POSTCOLONIAL LITERATURE
Russell Coldicutt
Online
Postcolonial Literature: From Colony to Computation
A civilization depends upon the fictions that its people use to understand themselves, their relation to each other, and to the places they live. It’s therefore no coincidence that for most of the history of English literature, Western readers have presumed that the best literature, in fact the only literature worth reading, has come from the First World—from England and its settler nations. This literature provided its readers with a shared understanding of how they should behave and is in this sense partly responsible for producing the cultural sensibilities that limit what and, crucially, who is excluded from a society. This is no less true for today’s globally interconnected world as it was for the readers at the height of the British Empire. A study of a society’s literary forms provides us with a way to understand how a given population understands itself and its relation to those it excludes from its social interactions.
So, what does it mean when the majority of literature produced by the First World fails to mention its dependence on colonialism, past and present? In this class, we’ll explore how this murky division between history and fiction has come to shape how writers and readers alike understand their relation to the past, the present, and to their means of expression through literary genre.
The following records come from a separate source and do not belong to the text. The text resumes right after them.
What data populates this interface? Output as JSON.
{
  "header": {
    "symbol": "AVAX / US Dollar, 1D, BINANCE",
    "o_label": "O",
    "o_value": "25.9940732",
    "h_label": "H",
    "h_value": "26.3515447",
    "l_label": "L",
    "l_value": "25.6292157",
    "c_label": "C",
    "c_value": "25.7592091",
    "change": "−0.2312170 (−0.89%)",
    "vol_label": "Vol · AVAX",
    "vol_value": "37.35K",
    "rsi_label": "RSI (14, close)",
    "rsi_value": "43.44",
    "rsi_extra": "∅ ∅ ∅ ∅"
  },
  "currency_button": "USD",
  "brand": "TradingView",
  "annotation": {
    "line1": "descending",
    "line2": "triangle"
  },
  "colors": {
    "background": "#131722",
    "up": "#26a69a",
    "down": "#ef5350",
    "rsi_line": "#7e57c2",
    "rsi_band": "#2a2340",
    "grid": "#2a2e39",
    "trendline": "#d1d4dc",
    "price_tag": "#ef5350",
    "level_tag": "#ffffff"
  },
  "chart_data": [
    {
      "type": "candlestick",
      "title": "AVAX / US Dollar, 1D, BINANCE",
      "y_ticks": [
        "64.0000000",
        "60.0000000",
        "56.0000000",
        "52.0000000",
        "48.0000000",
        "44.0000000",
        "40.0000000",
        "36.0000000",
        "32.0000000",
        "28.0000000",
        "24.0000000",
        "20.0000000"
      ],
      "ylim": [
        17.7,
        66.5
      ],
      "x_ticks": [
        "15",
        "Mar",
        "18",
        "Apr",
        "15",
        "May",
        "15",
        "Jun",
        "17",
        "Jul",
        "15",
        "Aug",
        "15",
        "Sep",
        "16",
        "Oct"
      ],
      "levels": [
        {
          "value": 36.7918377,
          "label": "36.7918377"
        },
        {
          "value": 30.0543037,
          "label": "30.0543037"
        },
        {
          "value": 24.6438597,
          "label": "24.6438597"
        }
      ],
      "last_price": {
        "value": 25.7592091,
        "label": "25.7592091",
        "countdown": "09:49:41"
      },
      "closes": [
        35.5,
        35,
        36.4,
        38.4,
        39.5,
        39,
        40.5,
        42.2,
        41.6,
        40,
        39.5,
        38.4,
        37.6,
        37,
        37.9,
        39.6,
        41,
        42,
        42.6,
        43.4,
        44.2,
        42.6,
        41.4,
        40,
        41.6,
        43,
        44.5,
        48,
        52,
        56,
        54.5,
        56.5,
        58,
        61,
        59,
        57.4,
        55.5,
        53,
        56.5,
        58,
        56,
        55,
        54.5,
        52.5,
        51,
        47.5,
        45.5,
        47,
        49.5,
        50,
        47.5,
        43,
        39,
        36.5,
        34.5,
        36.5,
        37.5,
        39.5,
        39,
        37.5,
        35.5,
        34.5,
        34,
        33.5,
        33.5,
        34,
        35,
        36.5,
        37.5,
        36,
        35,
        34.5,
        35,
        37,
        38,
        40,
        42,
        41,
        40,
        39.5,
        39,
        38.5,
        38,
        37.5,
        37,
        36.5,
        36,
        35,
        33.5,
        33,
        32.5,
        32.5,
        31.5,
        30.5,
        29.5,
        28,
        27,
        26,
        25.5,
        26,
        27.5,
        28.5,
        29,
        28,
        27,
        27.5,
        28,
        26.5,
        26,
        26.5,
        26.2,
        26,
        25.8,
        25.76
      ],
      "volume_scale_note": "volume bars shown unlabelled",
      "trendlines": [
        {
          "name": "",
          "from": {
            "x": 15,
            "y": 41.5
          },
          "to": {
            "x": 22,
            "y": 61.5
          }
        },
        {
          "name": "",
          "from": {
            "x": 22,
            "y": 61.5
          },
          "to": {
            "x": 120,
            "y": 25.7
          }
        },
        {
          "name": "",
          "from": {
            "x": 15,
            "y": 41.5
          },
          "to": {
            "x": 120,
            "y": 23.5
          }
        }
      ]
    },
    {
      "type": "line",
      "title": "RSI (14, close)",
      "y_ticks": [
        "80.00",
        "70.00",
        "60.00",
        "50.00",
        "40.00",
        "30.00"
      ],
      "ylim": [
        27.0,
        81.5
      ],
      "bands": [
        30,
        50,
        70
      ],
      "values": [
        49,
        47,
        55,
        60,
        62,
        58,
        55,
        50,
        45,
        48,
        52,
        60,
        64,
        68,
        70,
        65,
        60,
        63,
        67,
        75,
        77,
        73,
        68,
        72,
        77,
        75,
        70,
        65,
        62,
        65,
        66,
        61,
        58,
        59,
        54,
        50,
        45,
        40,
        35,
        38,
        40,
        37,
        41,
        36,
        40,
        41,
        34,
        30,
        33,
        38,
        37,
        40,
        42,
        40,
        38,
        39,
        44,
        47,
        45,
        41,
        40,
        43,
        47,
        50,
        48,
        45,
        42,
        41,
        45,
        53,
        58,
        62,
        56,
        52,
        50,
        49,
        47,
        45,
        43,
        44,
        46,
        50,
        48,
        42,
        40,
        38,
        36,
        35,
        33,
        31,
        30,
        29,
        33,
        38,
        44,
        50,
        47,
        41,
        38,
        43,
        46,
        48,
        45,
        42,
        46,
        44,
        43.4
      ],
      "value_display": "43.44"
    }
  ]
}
To do so, we look to the fictions of the twentieth and twenty-first century from the former British Empire and Commonwealth—both those considered by that Empire as central, as well as those considered peripheral. We will discover how the most prolific writers of those centuries came up with strategies in order to come to terms with, or hide, the historical facts of empire and its continuing effects on their present day. As we move through some of the most important works of fiction written during the twentieth and into the twenty-first century, we’ll tease out some of the issues to emerge out of the uneasy relation between colonial history and literature as it appears in the novel, drama, poetry, and film: cultural-nationalism, diaspora, and globalization; histories, identities, and generational shifts; literary form and the idea of “postcolonial literature.”